TUI: Acceptance tests → NVIDIA command pack
  1. screenNvidiaSATSetup
       a. enumerate GPUs via `nvidia-smi --query-gpu=index,name,memory.total`
       b. user selects duration preset: 10 min / 1 h / 8 h / 24 h
       c. user selects GPUs via checkboxes (all selected by default)
       d. memory size = max(selected GPU memory) — auto-detected, not exposed to user
  2. Start → screenNvidiaSATRunning
       a. CUDA_VISIBLE_DEVICES set to selected GPU indices
       b. tea.Batch: SAT goroutine + tea.ExecProcess(nvtop) launched concurrently
       c. nvtop occupies full terminal; SAT result queues in background
       d. [o] reopen nvtop at any time; [a] abort (cancels context → kills bee-gpu-stress)

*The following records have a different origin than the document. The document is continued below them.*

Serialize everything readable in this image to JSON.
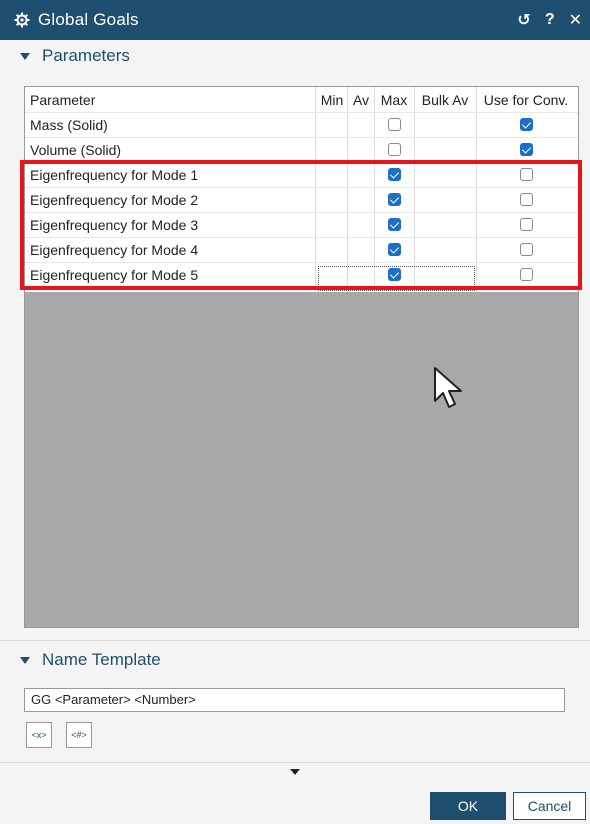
{
  "window": {
    "title": "Global Goals",
    "reset_label": "↺",
    "help_label": "?",
    "close_label": "✕"
  },
  "parameters": {
    "header": "Parameters",
    "columns": [
      "Parameter",
      "Min",
      "Av",
      "Max",
      "Bulk Av",
      "Use for Conv."
    ],
    "rows": [
      {
        "name": "Mass (Solid)",
        "max": false,
        "use_for_conv": true
      },
      {
        "name": "Volume (Solid)",
        "max": false,
        "use_for_conv": true
      },
      {
        "name": "Eigenfrequency for Mode 1",
        "max": true,
        "use_for_conv": false
      },
      {
        "name": "Eigenfrequency for Mode 2",
        "max": true,
        "use_for_conv": false
      },
      {
        "name": "Eigenfrequency for Mode 3",
        "max": true,
        "use_for_conv": false
      },
      {
        "name": "Eigenfrequency for Mode 4",
        "max": true,
        "use_for_conv": false
      },
      {
        "name": "Eigenfrequency for Mode 5",
        "max": true,
        "use_for_conv": false
      }
    ]
  },
  "name_template": {
    "header": "Name Template",
    "value": "GG <Parameter> <Number>",
    "button1_label": "<x>",
    "button2_label": "<#>"
  },
  "footer": {
    "ok_label": "OK",
    "cancel_label": "Cancel"
  },
  "colors": {
    "title_bar": "#1e4f6e",
    "highlight": "#e6141b",
    "checkbox_on": "#1b6fc6"
  }
}
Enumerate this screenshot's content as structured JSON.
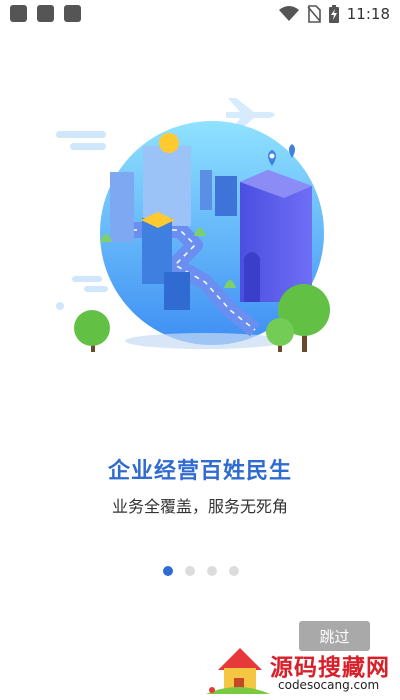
{
  "status_bar": {
    "time": "11:18",
    "icons": [
      "wifi-icon",
      "no-sim-icon",
      "battery-charging-icon"
    ]
  },
  "onboarding": {
    "headline": "企业经营百姓民生",
    "subtitle": "业务全覆盖，服务无死角",
    "page_count": 4,
    "active_page": 1
  },
  "skip_button": {
    "label": "跳过"
  },
  "watermark": {
    "title": "源码搜藏网",
    "url": "codesocang.com"
  },
  "colors": {
    "accent": "#2f6bd0",
    "skip_bg": "#a9a9a9",
    "watermark_red": "#d8202a"
  }
}
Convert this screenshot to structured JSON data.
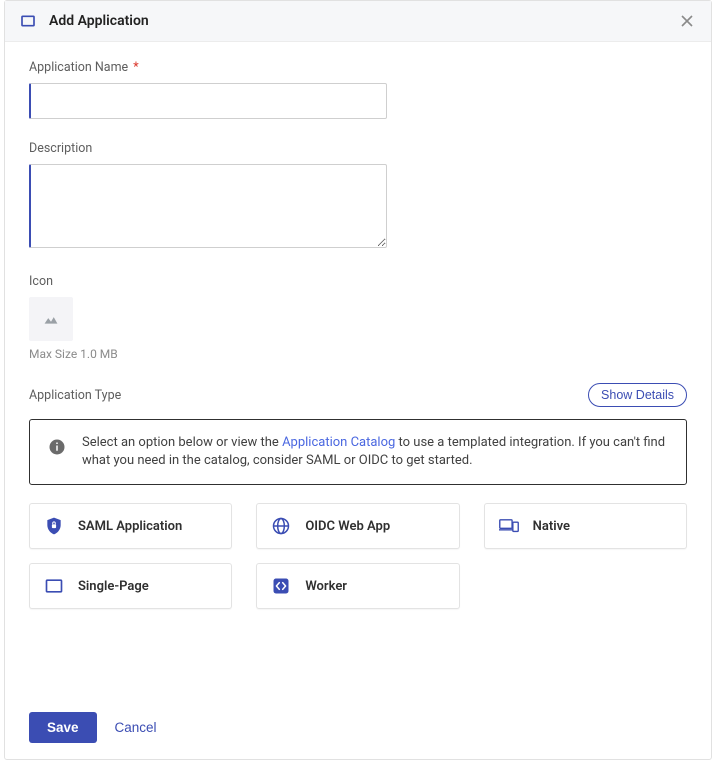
{
  "header": {
    "title": "Add Application"
  },
  "fields": {
    "app_name": {
      "label": "Application Name",
      "required_mark": "*",
      "value": ""
    },
    "description": {
      "label": "Description",
      "value": ""
    },
    "icon": {
      "label": "Icon",
      "helper": "Max Size 1.0 MB"
    }
  },
  "app_type": {
    "label": "Application Type",
    "show_details_label": "Show Details",
    "info_text_before": "Select an option below or view the ",
    "info_link": "Application Catalog",
    "info_text_after": " to use a templated integration. If you can't find what you need in the catalog, consider SAML or OIDC to get started.",
    "options": [
      {
        "label": "SAML Application"
      },
      {
        "label": "OIDC Web App"
      },
      {
        "label": "Native"
      },
      {
        "label": "Single-Page"
      },
      {
        "label": "Worker"
      }
    ]
  },
  "footer": {
    "save_label": "Save",
    "cancel_label": "Cancel"
  }
}
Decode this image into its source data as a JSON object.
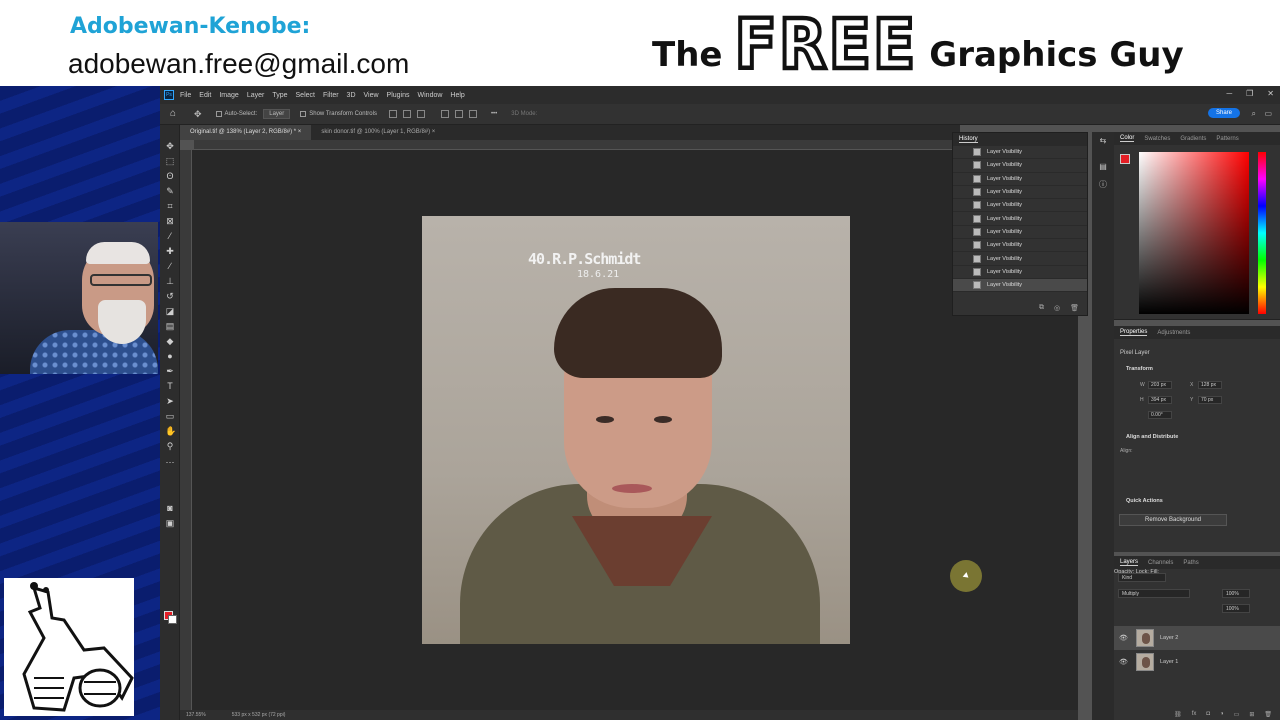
{
  "banner": {
    "name": "Adobewan-Kenobe:",
    "email": "adobewan.free@gmail.com",
    "brand_the": "The",
    "brand_free": "FREE",
    "brand_rest": "Graphics Guy"
  },
  "ps": {
    "logo": "Ps",
    "menu": [
      "File",
      "Edit",
      "Image",
      "Layer",
      "Type",
      "Select",
      "Filter",
      "3D",
      "View",
      "Plugins",
      "Window",
      "Help"
    ],
    "options": {
      "auto_select": "Auto-Select:",
      "auto_select_target": "Layer",
      "transform_controls": "Show Transform Controls",
      "mode_3d": "3D Mode:"
    },
    "share": "Share",
    "tabs": [
      "Original.tif @ 138% (Layer 2, RGB/8#) *",
      "skin donor.tif @ 100% (Layer 1, RGB/8#)"
    ],
    "photo_caption_1": "40.R.P.Schmidt",
    "photo_caption_2": "18.6.21",
    "status": {
      "zoom": "137.55%",
      "doc": "533 px x 532 px (72 ppi)"
    },
    "history": {
      "tab": "History",
      "items": [
        "Layer Visibility",
        "Layer Visibility",
        "Layer Visibility",
        "Layer Visibility",
        "Layer Visibility",
        "Layer Visibility",
        "Layer Visibility",
        "Layer Visibility",
        "Layer Visibility",
        "Layer Visibility",
        "Layer Visibility"
      ],
      "selected_index": 10
    },
    "color_panel": {
      "tabs": [
        "Color",
        "Swatches",
        "Gradients",
        "Patterns"
      ],
      "fg": "#e41e25",
      "bg": "#ffffff"
    },
    "properties": {
      "tabs": [
        "Properties",
        "Adjustments"
      ],
      "kind": "Pixel Layer",
      "transform_title": "Transform",
      "w_label": "W",
      "w": "203 px",
      "x_label": "X",
      "x": "128 px",
      "h_label": "H",
      "h": "394 px",
      "y_label": "Y",
      "y": "70 px",
      "angle": "0.00°",
      "align_title": "Align and Distribute",
      "align_label": "Align:",
      "quick_actions": "Quick Actions",
      "remove_bg": "Remove Background"
    },
    "layers": {
      "tabs": [
        "Layers",
        "Channels",
        "Paths"
      ],
      "kind": "Kind",
      "blend": "Multiply",
      "opacity_label": "Opacity:",
      "opacity": "100%",
      "lock_label": "Lock:",
      "fill_label": "Fill:",
      "fill": "100%",
      "rows": [
        {
          "name": "Layer 2",
          "selected": true
        },
        {
          "name": "Layer 1",
          "selected": false
        }
      ]
    }
  }
}
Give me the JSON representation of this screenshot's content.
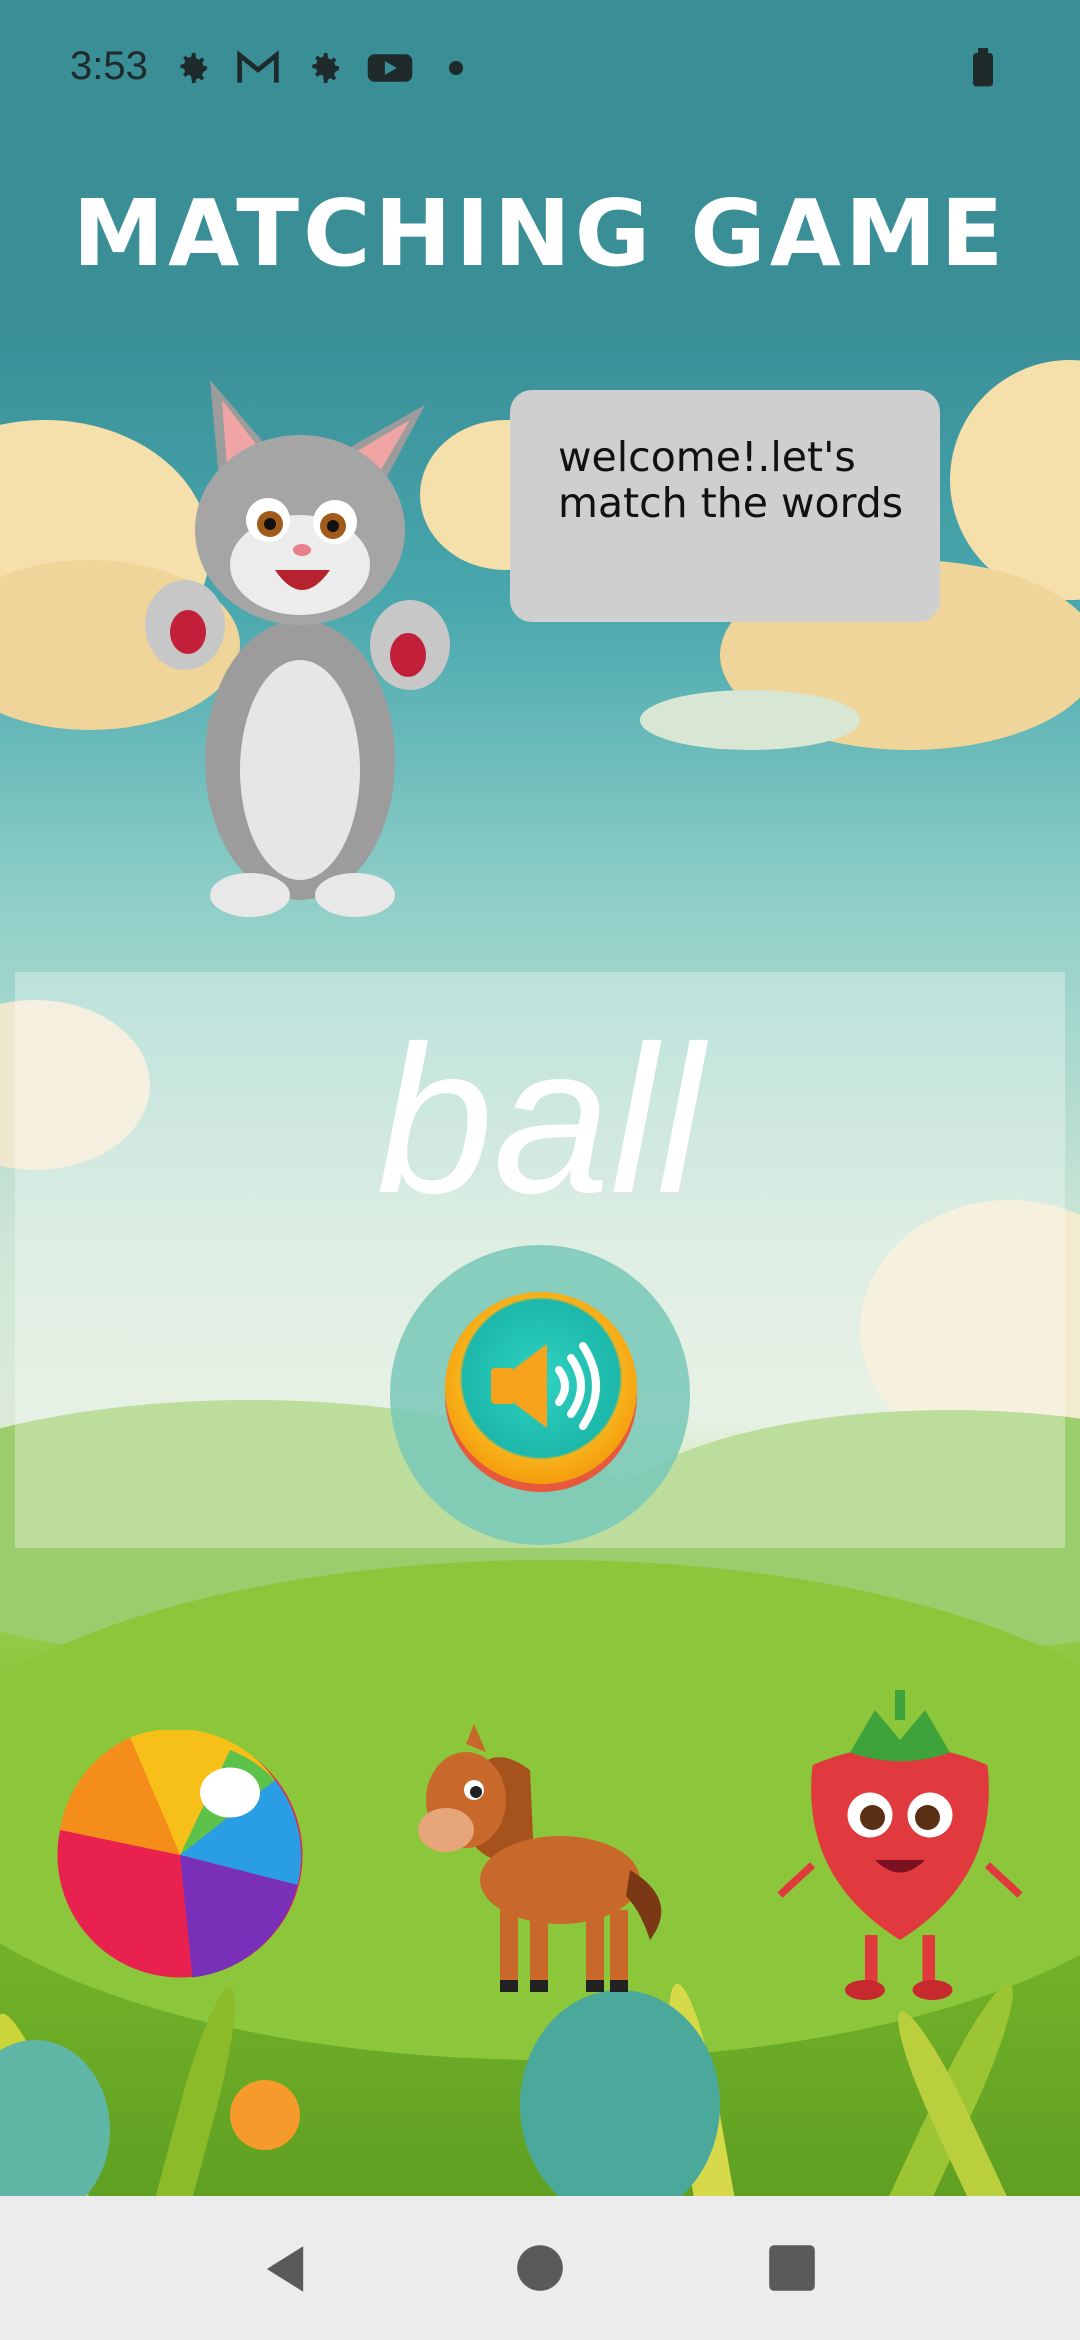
{
  "status_bar": {
    "time": "3:53",
    "icons": [
      "gear-icon",
      "gmail-icon",
      "gear-icon",
      "youtube-icon",
      "dot-icon",
      "battery-icon"
    ]
  },
  "title": "MATCHING GAME",
  "speech_bubble": {
    "text": "Welcome!.Let's match the words"
  },
  "word_card": {
    "word": "ball",
    "sound_button_icon": "speaker-icon"
  },
  "options": [
    {
      "name": "ball",
      "icon": "beach-ball-icon"
    },
    {
      "name": "horse",
      "icon": "horse-icon"
    },
    {
      "name": "strawberry",
      "icon": "strawberry-icon"
    }
  ],
  "nav_bar": {
    "icons": [
      "back-icon",
      "home-icon",
      "recents-icon"
    ]
  },
  "colors": {
    "header": "#3a8f97",
    "bubble": "#cfcfcf",
    "grass": "#7fbd2c"
  }
}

  3. GPU metrics collection (during bee-gpu-stress)
       - background goroutine polls `nvidia-smi` every second
       - per-second rows: elapsed, GPU index, temp°C, usage%, power W, clock MHz
       - outputs: gpu-metrics.csv, gpu-metrics.html (offline SVG chart), gpu-metrics-term.txt
  4. After SAT completes
       - result shown in screenOutput with terminal line-chart (gpu-metrics-term.txt)
       - chart is asciigraph-style: box-drawing chars (╭╮╰╯─│), 4 series per GPU,
         Y axis with ticks, ANSI colours (red=temp, blue=usage, green=power, yellow=clock)

Critical invariants:

  • nvtop must be in iso/builder/config/package-lists/bee.list.chroot (baked into ISO).
  • bee-gpu-stress uses exec.CommandContext — aborted on cancel.
  • Metric goroutine uses stopCh/doneCh pattern; main goroutine waits <-doneCh before reading rows (no mutex needed).
  • If nvtop is not found on PATH, SAT still runs without it (graceful degradation).
  • SVG chart is fully offline: no JS, no external CSS, pure inline SVG.